HOLLYWOOD stars celebrated the power of the Me Too movement as hundreds of thousands of protesters joined women’s marches on the anniversary of Donald Trump’s inauguration as US president.

Scarlett Johansson, Viola Davis and Eva Longoria were among those to address an estimated 700,000-plus crowd in Downtown Los Angeles yesterday.

The weekend marks a year since more than one million people worldwide rallied on Trump’s first day in the White House and comes at a time of reckoning for many powerful men in Hollywood and other industries over their treatment of women.

Johansson, wearing a Time’s Up top, told marchers how the Harvey Weinstein revelations led her to consider how she was treated as a young actress.

Many of her relationships, both personal and professional, had power dynamics “so off” that she let herself be “degraded”, she said.

“I stand before you as someone who is empowered not only by the curiosity about myself and by the active choices that I’m finally able to make and stand by, but by the brightness of this movement, the strength and the unity that this movement has provided,” she said.

“It gives me hope that we are moving toward a place where our sense of equality can truly come from within ourselves.”

Davis shared her own experiences to echo the march organisers’ sentiment to encourage people to sign up to vote in November’s mid-term elections, which could deal a blow to the president.

“I’m always introduced as an award-winning actor but my testimony is one of poverty, my testimony is one of being sexually assaulted and very much seeing a childhood that was robbed from me,” Davis said.

“I know that the trauma of those events are still with me today and that’s what drives me to the voting booth, that’s what allows me to listen to the women who are still in silence.”

Longoria encouraged protesters to seize the Me Too momentum to fight for equality and decried the “sexist, racist rhetoric” coming out of the White House.

“As we build upon the momentum of Me Too and Time’s Up in this movement, we women have the world’s attention so let’s seize this moment and catalyse a permanent and cultural shift towards fairer and equal treatment in the workplace,” she said.

Alfre Woodard said people must reach across boundaries to fight for a common cause in this “dangerous and baffling hour”.

Adele shared a photo on Instagram of Cameron Diaz, Jennifer Lawrence and herself holding placards as she issued a “power to the peaceful” rallying cry.

She wrote: “The most influential people in my life have always been women.

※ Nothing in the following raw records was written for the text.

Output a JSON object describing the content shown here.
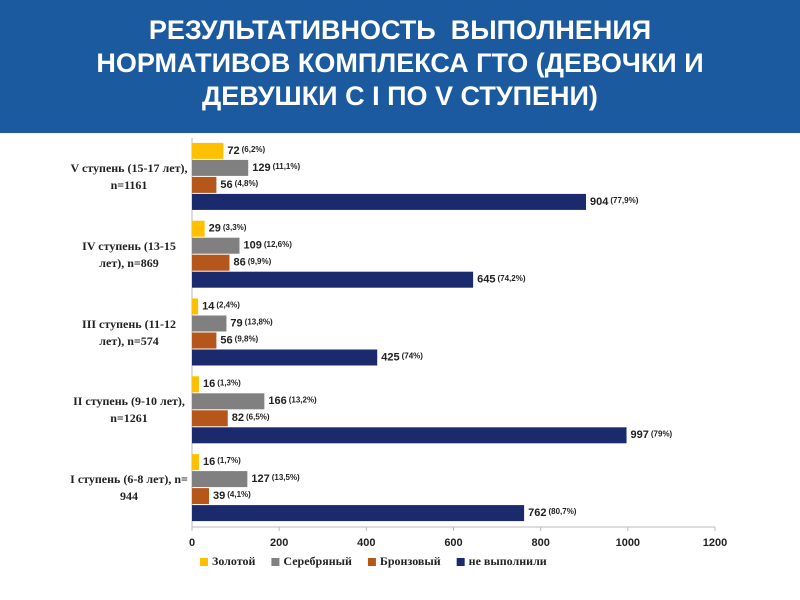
{
  "chart_data": {
    "type": "bar",
    "orientation": "horizontal",
    "title": "РЕЗУЛЬТАТИВНОСТЬ  ВЫПОЛНЕНИЯ НОРМАТИВОВ КОМПЛЕКСА ГТО (ДЕВОЧКИ И ДЕВУШКИ С I ПО V СТУПЕНИ)",
    "categories": [
      "V ступень (15-17 лет), n=1161",
      "IV ступень (13-15 лет), n=869",
      "III ступень (11-12 лет), n=574",
      "II ступень (9-10 лет), n=1261",
      "I ступень (6-8 лет), n= 944"
    ],
    "series": [
      {
        "name": "Золотой",
        "color": "#ffc000",
        "values": [
          72,
          29,
          14,
          16,
          16
        ],
        "percent_labels": [
          "(6,2%)",
          "(3,3%)",
          "(2,4%)",
          "(1,3%)",
          "(1,7%)"
        ]
      },
      {
        "name": "Серебряный",
        "color": "#808080",
        "values": [
          129,
          109,
          79,
          166,
          127
        ],
        "percent_labels": [
          "(11,1%)",
          "(12,6%)",
          "(13,8%)",
          "(13,2%)",
          "(13,5%)"
        ]
      },
      {
        "name": "Бронзовый",
        "color": "#b5561a",
        "values": [
          56,
          86,
          56,
          82,
          39
        ],
        "percent_labels": [
          "(4,8%)",
          "(9,9%)",
          "(9,8%)",
          "(6,5%)",
          "(4,1%)"
        ]
      },
      {
        "name": "не выполнили",
        "color": "#1a2a6c",
        "values": [
          904,
          645,
          425,
          997,
          762
        ],
        "percent_labels": [
          "(77,9%)",
          "(74,2%)",
          "(74%)",
          "(79%)",
          "(80,7%)"
        ]
      }
    ],
    "xlim": [
      0,
      1200
    ],
    "xticks": [
      0,
      200,
      400,
      600,
      800,
      1000,
      1200
    ],
    "legend": "bottom"
  }
}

My family, my friends, my teachers, my colleagues, and my idols.

“I am so grateful to be a woman, I wouldn’t change it for the world.

“I hope I’m defined by my input to the world, my ability to love and to have empathy. To raise my son to be a good man alongside the good man who loves me for everything I am and am not.

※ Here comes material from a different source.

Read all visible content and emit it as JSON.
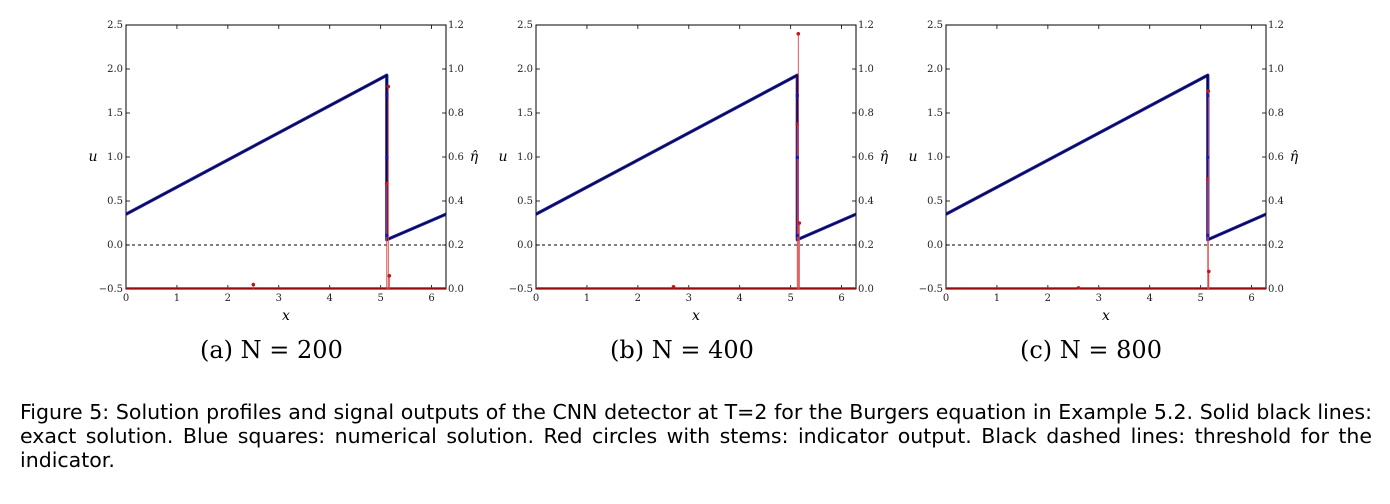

“I want what’s best for people, I think we all do. We just can’t agree on what that is. Power to the peaceful, power to the people.”

Oscar winner Natalie Portman has told how an environment of “sexual terrorism” as a teenager led to her covering up her body and “inhibiting her expression and her work”.

She recalled her coming of age as she filmed her first big project, 1994’s Leon: The Professional. “I turned 12 on the set of my first film The Professional, in which I played a young girl who befriends a hit man and hopes to avenge the murder of her family.

“The character is simultaneously discovering and developing her womanhood, her voice and her desire. At that moment in my life, I too was discovering my own womanhood, my own desire and my own voice.

“I was so excited at 13 when the film was released and my work and my art would have a human response.

“I excitedly opened my first fan mail to read a rape fantasy that a man had written me.”

As the thousands took to the streets, Trump tweeted that it was a “perfect day” for women to celebrate the “economic success and wealth creation” of his first year in the White House.

The marchers disagreed.

Anti-Trump sentiments were prominent among the placards, and so were pro-immigrant and women’s rights messages, including one reading “Girls just want to have fun-damental rights”.